The US accuses Apple and Hachette, HarperCollins, Macmillan, Simon and Schuster and Penguin of colluding over the prices of e-books they sell.
This lawsuit is over the firms' move to the agency model where publishers rather than sellers set prices.
But Hachette, HarperCollins and Simon and Schuster have already settled.
The case will proceed against Apple, Macmillan and Penguin "for conspiring to end e-book retailers' freedom to compete on price", the Justice Department said.
"As a result of this alleged conspiracy, we believe that consumers paid millions of dollars more for some of the most popular titles," Attorney General Eric Holder said.
'Effectuate their conspiracy'
"To effectuate their conspiracy, the publisher defendants teamed up with defendant Apple, which shared the same goal of restraining retail price competition in the sale of e-books," according to papers filed in New York's Southern District court on Wednesday morning.
"Apple facilitated the publisher defendants' collective effort to end retail price competition by coordinating their transition to an agency model across all retailers."
Apple, which sells books through its iBooks platform on the iPad and iPhone, declined to comment.
Hachette said that it remained "confident that we did not violate the anti-trust laws" while adding it "reluctantly" joined the settlement.
But Macmillan's chief executive, John Sargent, said "the terms the DOJ demanded were too onerous" to settle and would allow Amazon "to recover the monopoly position it had been building before our switch to the agency model".
Meanwhile, the European Commission has also been probing e-book price fixing.
Apple, Hachette, HarperCollins, Macmillan and Simon and Schuster have now made proposals to settle that probe.
"The European Commission has received proposals of possible commitments from Apple and four international publishers," said the EU's competition commissioner Joaquin Almunia.
"I welcome the fact that these five companies are making proposals to reach an early resolution of the case, so promptly after we opened proceedings in December 2011," he added.
Agency versus wholesale
Electronic books are sold according to a different formula from that governing the sales of physical books.
For most physical books publishers set a wholesale price, often about half the cover price, and then let a retailer decide how much they actually want to charge for the title.
This model was initially adopted for e-books but has since been changed for what is known as an agency model.
Under this scheme, publishers set the price of a book and the agent selling it gets a 30% cut. The agency model was adopted by publishers largely at the prompting of the late Steve Jobs.

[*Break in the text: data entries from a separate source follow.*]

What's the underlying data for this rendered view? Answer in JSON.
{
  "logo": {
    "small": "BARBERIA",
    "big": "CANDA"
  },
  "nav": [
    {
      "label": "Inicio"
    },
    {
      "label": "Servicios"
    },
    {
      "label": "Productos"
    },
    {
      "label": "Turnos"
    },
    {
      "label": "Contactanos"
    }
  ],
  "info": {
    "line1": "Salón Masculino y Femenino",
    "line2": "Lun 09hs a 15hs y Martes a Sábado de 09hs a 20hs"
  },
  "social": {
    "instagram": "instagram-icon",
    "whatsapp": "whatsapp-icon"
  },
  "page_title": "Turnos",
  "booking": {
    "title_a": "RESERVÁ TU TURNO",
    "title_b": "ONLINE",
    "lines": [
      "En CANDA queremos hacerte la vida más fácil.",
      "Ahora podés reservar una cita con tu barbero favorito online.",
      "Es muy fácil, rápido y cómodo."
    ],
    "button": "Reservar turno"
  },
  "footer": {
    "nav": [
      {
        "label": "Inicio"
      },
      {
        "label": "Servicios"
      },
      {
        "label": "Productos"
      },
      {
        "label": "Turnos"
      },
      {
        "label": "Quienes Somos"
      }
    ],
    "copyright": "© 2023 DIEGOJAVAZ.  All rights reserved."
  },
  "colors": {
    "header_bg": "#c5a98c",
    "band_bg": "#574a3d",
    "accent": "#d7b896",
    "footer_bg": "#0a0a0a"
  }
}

The shift to agency pricing was also seen as a protective measure to head off attempts by Amazon to corner the market in e-books. It had been aggressively cutting prices to win customers over to its Kindle e-book reader.
Amazon once tried to apply the wholesale model on book publishers - by selling all books at $9.99 - but was rebuffed by the publishers.
In the complaint, the Justice Department said that Amazon "capitulated" when publishers and Apple teamed up to offer e-books on agency terms.
The retailer faced the prospect of having fewer books on its Kindle platform if it did not agree to publishers' terms.
Apple founder Steve Jobs described the strategy as an "aikido move" according to a biography published after his death.
"We were not the first people in the books business," Mr Jobs told his biographer, Walter Isaacson, in the book.
"Given the situation that existed, what was best for us was to do this aikido move and end up with the agency model. And we pulled it off."
The lawsuit comes a day after Apple surpassed $600bn (£379bn) in value, affirming its position as the world's most valuable firm.